Dynegy raises estimate of second quarter charge


HOUSTON, July 15, 2002 — Dynegy Inc. recently announced that it will adjust its previously disclosed estimated second quarter pre-tax charge from $450 to $500 million.

The adjustment is the result of an increase in an expected non-cash charge in the company’s natural gas marketing business. Quarter-end charges will also include the previously disclosed impairments in the communications business and severance expenses.

A portion of the expected natural gas marketing charge was included in Dynegy’s June 24, 2002 estimate for the second quarter charge. The company has since determined, through a balance sheet review and reconciliation process started early in 2002, that the natural gas marketing charge will be approximately $125 million. This amount is included in the expected $500 million second quarter charge.

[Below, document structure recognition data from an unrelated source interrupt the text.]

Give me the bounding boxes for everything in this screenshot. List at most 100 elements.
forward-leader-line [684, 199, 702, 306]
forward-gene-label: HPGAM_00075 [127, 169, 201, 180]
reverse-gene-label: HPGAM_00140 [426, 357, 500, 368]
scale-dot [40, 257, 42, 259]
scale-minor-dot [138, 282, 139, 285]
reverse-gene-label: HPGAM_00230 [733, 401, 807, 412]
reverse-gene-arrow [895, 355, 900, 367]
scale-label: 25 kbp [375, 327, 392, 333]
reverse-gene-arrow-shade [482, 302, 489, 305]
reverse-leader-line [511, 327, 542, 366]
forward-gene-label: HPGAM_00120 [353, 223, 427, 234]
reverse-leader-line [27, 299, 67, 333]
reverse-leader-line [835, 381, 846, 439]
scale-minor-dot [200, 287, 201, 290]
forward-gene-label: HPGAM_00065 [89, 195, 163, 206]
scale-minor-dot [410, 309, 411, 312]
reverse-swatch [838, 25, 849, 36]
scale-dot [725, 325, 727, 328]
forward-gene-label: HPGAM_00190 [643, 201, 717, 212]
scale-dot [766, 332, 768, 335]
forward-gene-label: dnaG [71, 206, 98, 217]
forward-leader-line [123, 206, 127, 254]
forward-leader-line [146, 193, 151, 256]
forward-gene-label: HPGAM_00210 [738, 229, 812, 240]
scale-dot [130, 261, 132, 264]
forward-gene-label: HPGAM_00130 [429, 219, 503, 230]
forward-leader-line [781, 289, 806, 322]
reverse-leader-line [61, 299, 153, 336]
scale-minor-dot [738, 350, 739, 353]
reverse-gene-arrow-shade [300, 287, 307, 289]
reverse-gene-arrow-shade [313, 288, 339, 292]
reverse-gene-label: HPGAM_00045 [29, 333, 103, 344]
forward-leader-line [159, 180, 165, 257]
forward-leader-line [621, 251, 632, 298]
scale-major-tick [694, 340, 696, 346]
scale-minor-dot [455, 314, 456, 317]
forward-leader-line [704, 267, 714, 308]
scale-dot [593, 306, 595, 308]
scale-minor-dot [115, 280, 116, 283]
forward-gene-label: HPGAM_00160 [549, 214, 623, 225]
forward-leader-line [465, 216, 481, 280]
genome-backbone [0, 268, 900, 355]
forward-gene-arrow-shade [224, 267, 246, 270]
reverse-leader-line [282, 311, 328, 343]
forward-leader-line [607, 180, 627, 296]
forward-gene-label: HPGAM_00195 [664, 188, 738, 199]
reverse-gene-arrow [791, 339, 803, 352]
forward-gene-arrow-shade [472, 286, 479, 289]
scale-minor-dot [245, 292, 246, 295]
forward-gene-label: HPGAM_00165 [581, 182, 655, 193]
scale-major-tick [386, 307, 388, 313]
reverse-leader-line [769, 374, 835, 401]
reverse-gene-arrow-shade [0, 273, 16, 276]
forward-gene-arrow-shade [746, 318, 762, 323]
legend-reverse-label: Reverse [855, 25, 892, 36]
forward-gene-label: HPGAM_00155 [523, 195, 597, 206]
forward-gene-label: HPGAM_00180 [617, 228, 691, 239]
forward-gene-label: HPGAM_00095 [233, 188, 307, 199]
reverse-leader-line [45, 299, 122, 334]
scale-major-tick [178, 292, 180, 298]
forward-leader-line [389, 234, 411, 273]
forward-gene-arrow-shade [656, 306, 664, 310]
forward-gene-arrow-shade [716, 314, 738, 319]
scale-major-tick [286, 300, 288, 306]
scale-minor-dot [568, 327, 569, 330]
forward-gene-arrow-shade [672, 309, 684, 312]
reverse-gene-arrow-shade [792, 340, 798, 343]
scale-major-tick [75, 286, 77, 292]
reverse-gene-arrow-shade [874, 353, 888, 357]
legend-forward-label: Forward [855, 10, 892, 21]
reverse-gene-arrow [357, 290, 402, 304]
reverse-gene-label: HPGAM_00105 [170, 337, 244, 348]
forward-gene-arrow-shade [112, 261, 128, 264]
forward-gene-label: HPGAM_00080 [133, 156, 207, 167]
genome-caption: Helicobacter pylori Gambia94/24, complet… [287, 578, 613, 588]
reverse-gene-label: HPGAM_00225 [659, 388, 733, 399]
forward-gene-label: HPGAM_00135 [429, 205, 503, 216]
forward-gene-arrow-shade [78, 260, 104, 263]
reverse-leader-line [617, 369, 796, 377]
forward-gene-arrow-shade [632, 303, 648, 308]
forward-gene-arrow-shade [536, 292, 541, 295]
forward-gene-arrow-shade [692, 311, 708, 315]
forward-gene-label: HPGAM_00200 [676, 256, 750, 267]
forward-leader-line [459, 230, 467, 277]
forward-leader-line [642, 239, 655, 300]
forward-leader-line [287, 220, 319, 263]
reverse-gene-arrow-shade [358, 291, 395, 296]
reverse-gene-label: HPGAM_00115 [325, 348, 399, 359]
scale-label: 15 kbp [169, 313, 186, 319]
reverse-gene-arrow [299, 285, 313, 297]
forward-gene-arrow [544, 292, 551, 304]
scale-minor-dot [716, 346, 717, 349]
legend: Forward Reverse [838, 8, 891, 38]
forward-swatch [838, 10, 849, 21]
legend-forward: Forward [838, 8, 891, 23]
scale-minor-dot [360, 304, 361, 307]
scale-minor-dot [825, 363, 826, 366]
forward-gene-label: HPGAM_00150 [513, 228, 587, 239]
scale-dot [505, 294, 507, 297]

Management believes the charge is largely associated with the process of reconciling accrued to actual results in its natural gas marketing business and that it accumulated over a number of years.

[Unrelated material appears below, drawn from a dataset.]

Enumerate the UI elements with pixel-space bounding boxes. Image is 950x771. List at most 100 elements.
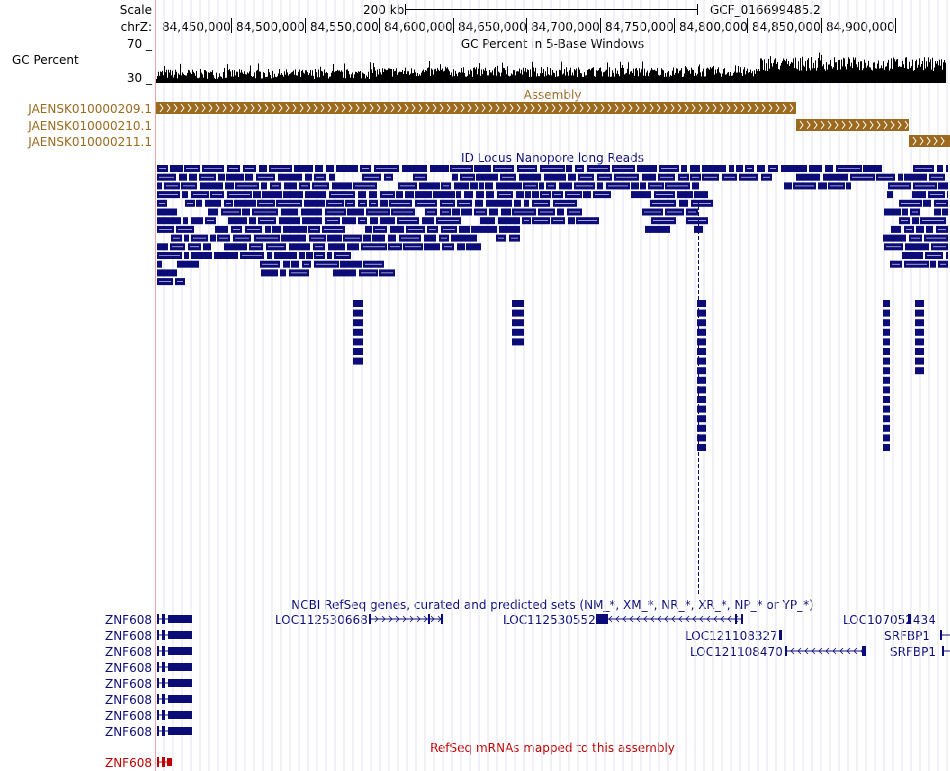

Accrual accounting for natural gas marketing involves the estimation of gas volumes bought, sold, transported and stored, as well as the subsequent reconciliation from estimated to actual volumes.

During the past three years, Dynegy bought and sold more than 8 trillion cubic feet of gas and processed more than one million transactions through its natural gas marketing business. Management also believes that the company’s current systems and procedures have eliminated the reconciliation issues that led to the charge prior to 2002.

“In early 2002 management embarked on a balance sheet review and reconciliation process to ensure the integrity and accuracy of our financial reporting,” said Dan Dienstbier, interim chief executive officer of Dynegy Inc. “Our internal review process revealed that as our company grew and we adjusted and combined accounting systems there were inconsistencies in the reconciliation of and accounting for our natural gas marketing transactions.

“We initiated the review process, identified the natural gas marketing charge and reported it promptly,” Dienstbier added.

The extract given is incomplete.